Washington Post Editorial
Sept. 17, 2006 -- PRESIDENT BUSH made crystal clear Friday that he has one overriding concern about the legislation on foreign detainees before Congress. His "one test," he said, was whether Congress would authorize what he repeatedly called "the program" -- that is, the CIA's network of secret prisons and its brutal treatment of the people in them. "Congress has got a decision to make," Mr. Bush declared during a news conference. "Do you want the program to go forward or not?"
That is indeed the most important question before Congress and the nation. So allow us to elaborate, again, exactly what Mr. Bush means by "the program." He's talking about the practice of sequestering terrorist suspects indefinitely and without charge in secret foreign locations and holding them incommunicado even from the International Red Cross. Until recently, such "disappearances" were the signature of Third World dictatorships. U.S. adoption of them has roiled relations with our closest European allies and impeded collaboration with foreign police and intelligence services.

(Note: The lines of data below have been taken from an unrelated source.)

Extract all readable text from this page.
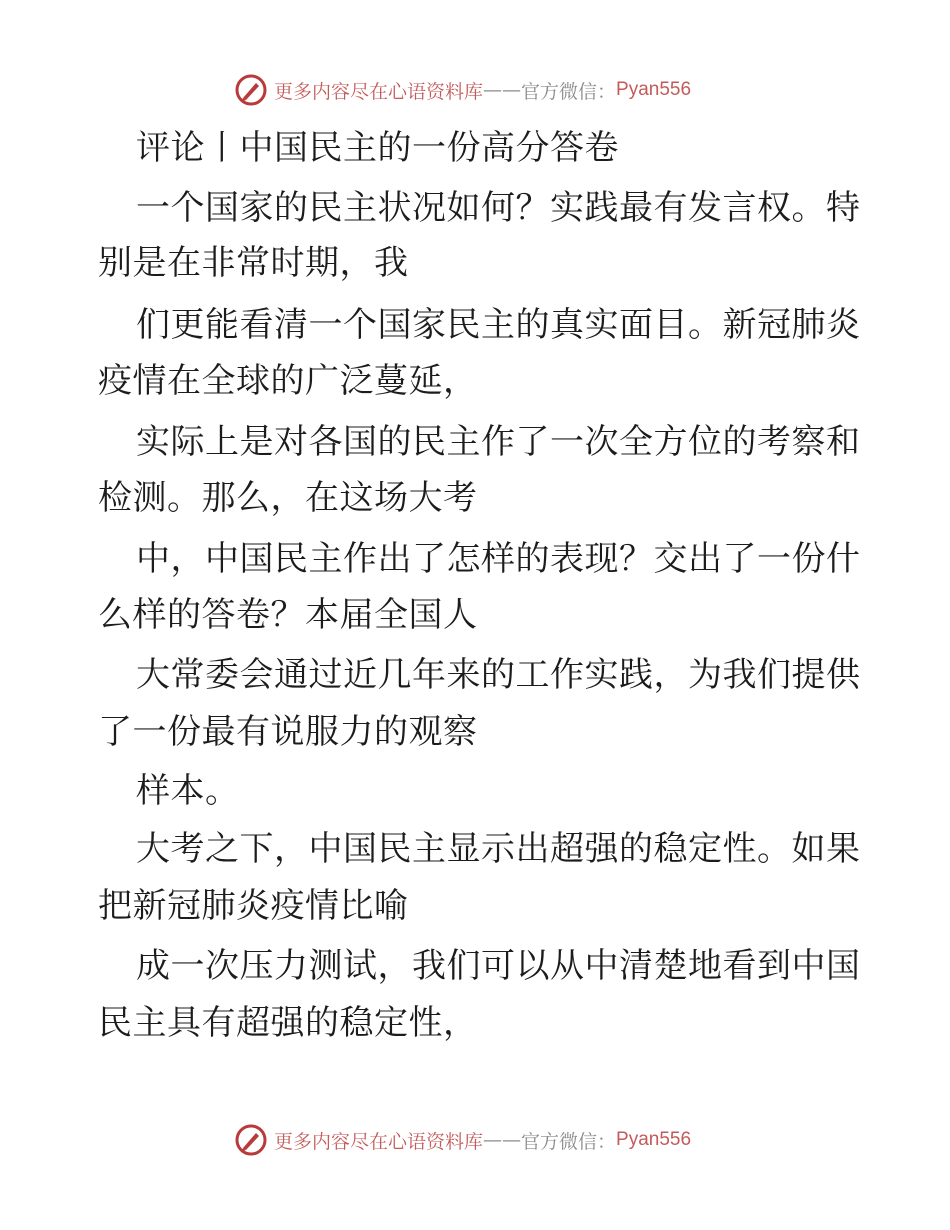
更多内容尽在心语资料库 —— 官方微信： Pyan556
评论丨中国民主的一份高分答卷
一个国家的民主状况如何？实践最有发言权。特
别是在非常时期，我
们更能看清一个国家民主的真实面目。新冠肺炎
疫情在全球的广泛蔓延，
实际上是对各国的民主作了一次全方位的考察和
检测。那么，在这场大考
中，中国民主作出了怎样的表现？交出了一份什
么样的答卷？本届全国人
大常委会通过近几年来的工作实践，为我们提供
了一份最有说服力的观察
样本。
大考之下，中国民主显示出超强的稳定性。如果
把新冠肺炎疫情比喻
成一次压力测试，我们可以从中清楚地看到中国
民主具有超强的稳定性，
更多内容尽在心语资料库 —— 官方微信： Pyan556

Mr. Bush also wants the CIA to be able to treat its detainees to such practices as "cold cell," or induced hypothermia, in which detainees are held naked in near-freezing temperatures and repeatedly doused with water; "long standing," in which prisoners are handcuffed in an uncomfortable standing position and forced to remain there for up to 40 hours; and prolonged sleep deprivation.
Throughout the world and for decades, such practices have been called torture. That's what the United States called them when they were used by the Soviet KGB. As the president himself tacitly acknowledges, they violate Geneva and other international conventions as well as current U.S. law. News that the United States has used these techniques -- as well as waterboarding, an ancient torture technique that simulates drowning -- has gravely damaged U.S. standing in the world and the fight against terrorism. It increases the danger that captured U.S. servicemen will be exposed to similar treatment by nations that might otherwise feel obliged to respect the Geneva standards.
When Mr. Bush was asked Friday whether he wasn't in effect seeking sanction for torture, he responded with an evasion. He claimed that the Geneva Conventions' Common Article 3 is "very vague" and that his proposal would provide "clarity" for CIA professionals. In fact, the opposite is true.